Meal Mantras From the Mediterranean

Driven by intense passion for food, the Abramovichs have brought an exotic street food menu from Israel to Bengaluru
Meal Mantras From the Mediterranean

Tall, blonde and athletic, Yair and Vadith Abramovich make a striking pair. The adventurous expat food entrepreneurs are regulars at their local vegetarian diner Rangnata in one of Bengaluru’s more conservative suburbs. However, they have a larger vision other than their daily fix of pongal, idlis, dosas and bisibele bhath. They are on a mission to make their affordable Mediterranean food like felafel, pita and hummus an essential part of the city’s street food scene under their brand FLFL-Meal in a Pocket.

“It was a mission that did not happen overnight or on a sudden impulse,” they say. The Abramoviches are clearly driven by intense passion, one that compelled them to leave their family and friends behind in the Red Sea town of Eilat in Israel and take on all the challenges of operating in a foreign culture and way of life in India’s Silicon Valley. Their passion is also evident when they describe their long and tedious 16-hour work days, their interesting interaction with their customers, their delight in the local cuisine and customs and pride in their own culinary heritage.

“Our food is a pure vegetarian fusion of Mediterranean and Middle Eastern flavours with European patisserie influences,” they say, as they narrate their journey. Born and raised in Israel, the Abramoviches lived “every Jewish mothers” dream. Yair graduated from Technion, a top engineering institution in the country, going on to become vice-president of research and development at a tech company, while Vardit became a lawyer at one of the top commercial law firms. Then in 2000, Yair’s firm was acquired by an American company and the couple decided to step off the corporate ladder and reassess their goals.

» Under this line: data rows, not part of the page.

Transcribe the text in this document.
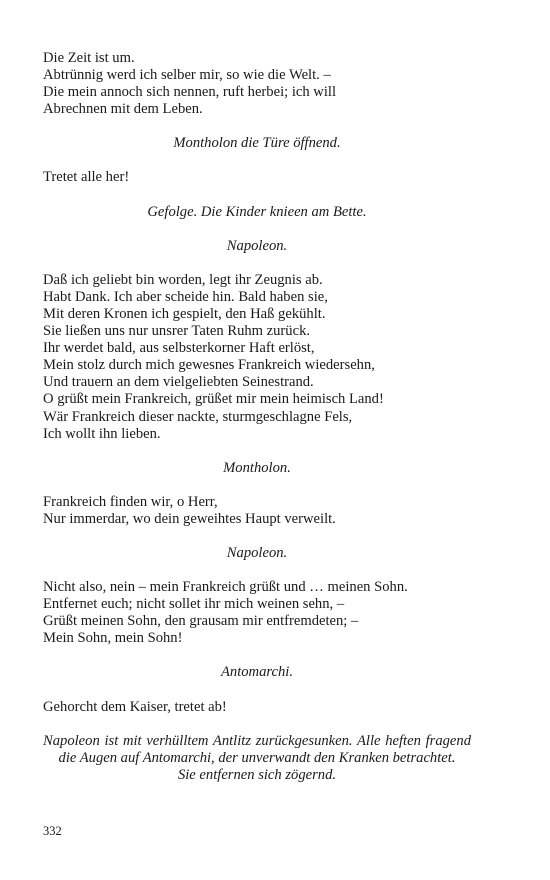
Die Zeit ist um.
Abtrünnig werd ich selber mir, so wie die Welt. –
Die mein annoch sich nennen, ruft herbei; ich will
Abrechnen mit dem Leben.
Montholon die Türe öffnend.
Tretet alle her!
Gefolge. Die Kinder knieen am Bette.
Napoleon.
Daß ich geliebt bin worden, legt ihr Zeugnis ab.
Habt Dank. Ich aber scheide hin. Bald haben sie,
Mit deren Kronen ich gespielt, den Haß gekühlt.
Sie ließen uns nur unsrer Taten Ruhm zurück.
Ihr werdet bald, aus selbsterkorner Haft erlöst,
Mein stolz durch mich gewesnes Frankreich wiedersehn,
Und trauern an dem vielgeliebten Seinestrand.
O grüßt mein Frankreich, grüßet mir mein heimisch Land!
Wär Frankreich dieser nackte, sturmgeschlagne Fels,
Ich wollt ihn lieben.
Montholon.
Frankreich finden wir, o Herr,
Nur immerdar, wo dein geweihtes Haupt verweilt.
Napoleon.
Nicht also, nein – mein Frankreich grüßt und … meinen Sohn.
Entfernet euch; nicht sollet ihr mich weinen sehn, –
Grüßt meinen Sohn, den grausam mir entfremdeten; –
Mein Sohn, mein Sohn!
Antomarchi.
Gehorcht dem Kaiser, tretet ab!
Napoleon ist mit verhülltem Antlitz zurückgesunken. Alle heften fragend
die Augen auf Antomarchi, der unverwandt den Kranken betrachtet.
Sie entfernen sich zögernd.
332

“We started by pursuing our interest in water sports and getting our professional scuba diving instructor certification. Then we worked as scuba instructors in Eilat. By 2001, we qualified for a sailing and skipper license and spent some wonderful weeks cruising with friends in a small yacht in the Mediterranean sea,” say the duo. Then they decided to widen their horizons and explore different ideas and cultures though travel.

The Abramoviches set off on their adventure in 2002 and were drawn to India.

“We were fascinated by its history, mystery, people, and food. We ended up at Pushkar in Rajasthan and made friends with Prem and Pawan Sharma, people we still consider family,” says Vardith. Together, the four friends established a successful restaurant called Shivam Garden in 2004 where they served pizzas, Mediterranean and North Indian cuisine. Shivam Garden is still running successfully under the Sharmas.

After launching Shivam Garden, the Abramoviches returned to Israel to equip themselves with a degree in management and culinary sciences to become full-fledged restaurateurs. India was still on the cards, but this time they decided to invest in intensive market research first. “We found Bengaluru was perfect. It has great climate and an attractive cosmopolitan vibe, so we came here. We started operations in 2012 with a functional bakery and central kitchen without any fuss or fancy ambiance. Quality ingredients, hygienic operations and authentic flavours were our forté,” they say.

 Though FLFL, the duo supply excellent pita and specialty breads, Mediterranean chilled and cooked salads, and dips like Hummus, Tahini, Babaganush and Matbouha to restaurants, supermarkets and catered events. Adjacent to the bakery and central kitchen, they run a modest outlet offering a limited version of their menu that is very popular with the locals who stop by for Falafel, Pita, Shawarma, a Majadra Rice meal or Pita Topy (a special fluffy pizza with different toppings). For desserts there are Turkish Mallabi (a rich creamy dessert), dark mousses and a slew of pastries.

 “The response has been encouraging. It is not surprising, since FLFL is all vegetarian and uses ingredients close to the Indian palate—cumin, coriander, chickpeas etc,” says Yair. Bengalureans in particular, seem to love Mediterranean food and will appreciate the option to enjoy it across multiple locations around the city.

“We plan to open five outlets in the next two years offering our full-fledged menu, including a Mezze meal, Falafel meal, Couscous, Kubbe, Hummus platters as well as fresh and cooked vegetabl es salads for which our region is so famous,” says Yair.